Publication: Y Chiba, R Kurotani, T Kusakabe, T Miura, BW Link, M Misawa, S Kimura. Uteroglobin-related protein 1 expression suppresses allergic airway inflammation in mice. Am J Respir Crit Care Med. 2006 May 1;173(9):958-964.
Patent Status: U.S. Provisional Application No. 60/847,747 filed 27 Sep 2006 (HHS Reference No. E-286-2006/0-US-01); PCT Application No. PCT/Start Printed Page 27542US2007/079771 filed 27 Sep 2007 (HHS Reference No. E-286-2006/2-PCT-01).
Licensing Status: Available for exclusive or non-exclusive licensing.

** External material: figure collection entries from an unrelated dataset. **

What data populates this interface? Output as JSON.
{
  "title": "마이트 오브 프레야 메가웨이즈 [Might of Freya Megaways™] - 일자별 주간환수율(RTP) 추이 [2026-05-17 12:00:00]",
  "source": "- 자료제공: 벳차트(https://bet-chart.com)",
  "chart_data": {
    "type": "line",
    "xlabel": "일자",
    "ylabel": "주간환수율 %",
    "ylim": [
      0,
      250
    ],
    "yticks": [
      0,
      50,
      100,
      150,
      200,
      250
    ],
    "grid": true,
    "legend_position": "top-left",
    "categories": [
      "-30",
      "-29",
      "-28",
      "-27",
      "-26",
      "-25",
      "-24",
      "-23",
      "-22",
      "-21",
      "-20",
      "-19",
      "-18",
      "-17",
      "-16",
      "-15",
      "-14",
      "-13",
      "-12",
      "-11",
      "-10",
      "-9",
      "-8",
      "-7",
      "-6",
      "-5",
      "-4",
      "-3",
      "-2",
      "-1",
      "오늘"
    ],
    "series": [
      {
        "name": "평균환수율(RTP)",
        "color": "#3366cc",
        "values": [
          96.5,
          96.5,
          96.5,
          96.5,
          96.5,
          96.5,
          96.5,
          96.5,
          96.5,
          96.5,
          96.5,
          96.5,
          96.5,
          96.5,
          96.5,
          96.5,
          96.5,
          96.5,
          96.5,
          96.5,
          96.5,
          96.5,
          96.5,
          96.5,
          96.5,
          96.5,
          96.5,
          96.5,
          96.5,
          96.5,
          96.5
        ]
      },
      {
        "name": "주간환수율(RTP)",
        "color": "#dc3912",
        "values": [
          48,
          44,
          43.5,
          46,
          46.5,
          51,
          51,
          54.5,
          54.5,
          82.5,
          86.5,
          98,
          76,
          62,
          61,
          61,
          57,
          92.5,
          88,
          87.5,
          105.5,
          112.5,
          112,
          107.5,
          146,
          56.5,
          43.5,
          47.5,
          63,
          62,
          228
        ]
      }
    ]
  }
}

Licensing Contact: Jasbir (Jesse) S. Kindra, J.D., M.S.; 301-435-5170; email@example.com.
Collaborative Research Opportunity: The National Cancer Institute, Laboratory of Metabolism is seeking statements of capability or interest from parties interested in collaborative research to further develop, evaluate, or commercialize SCGB3A2 as a clinical tool to treat and/or prevent lung diseases and/or damage caused by various insults including use of the chemotherapeutic agent bleomycin. Lung diseases include pulmonary fibrosis, interstitial pneumonia, emphysema and cancer. We would like to evaluate the effect of SCGB3A2 on the development of emphysema in a smoking model mouse, and as a means to attenuate the severity of all aforementioned diseases in larger animals such as lamb, goat and monkey. We also would like to evaluate the effect of SCGB3A2 on lung maturation using pregnant larger animals. Please contact John D. Hewes, PhD at 301-435-3121 or firstname.lastname@example.org for more information.Start Signature
Dated: May 8, 2008.
Steven M. Ferguson,
Director, Division of Technology Development and Transfer, Office of Technology Transfer, National Institutes of Health.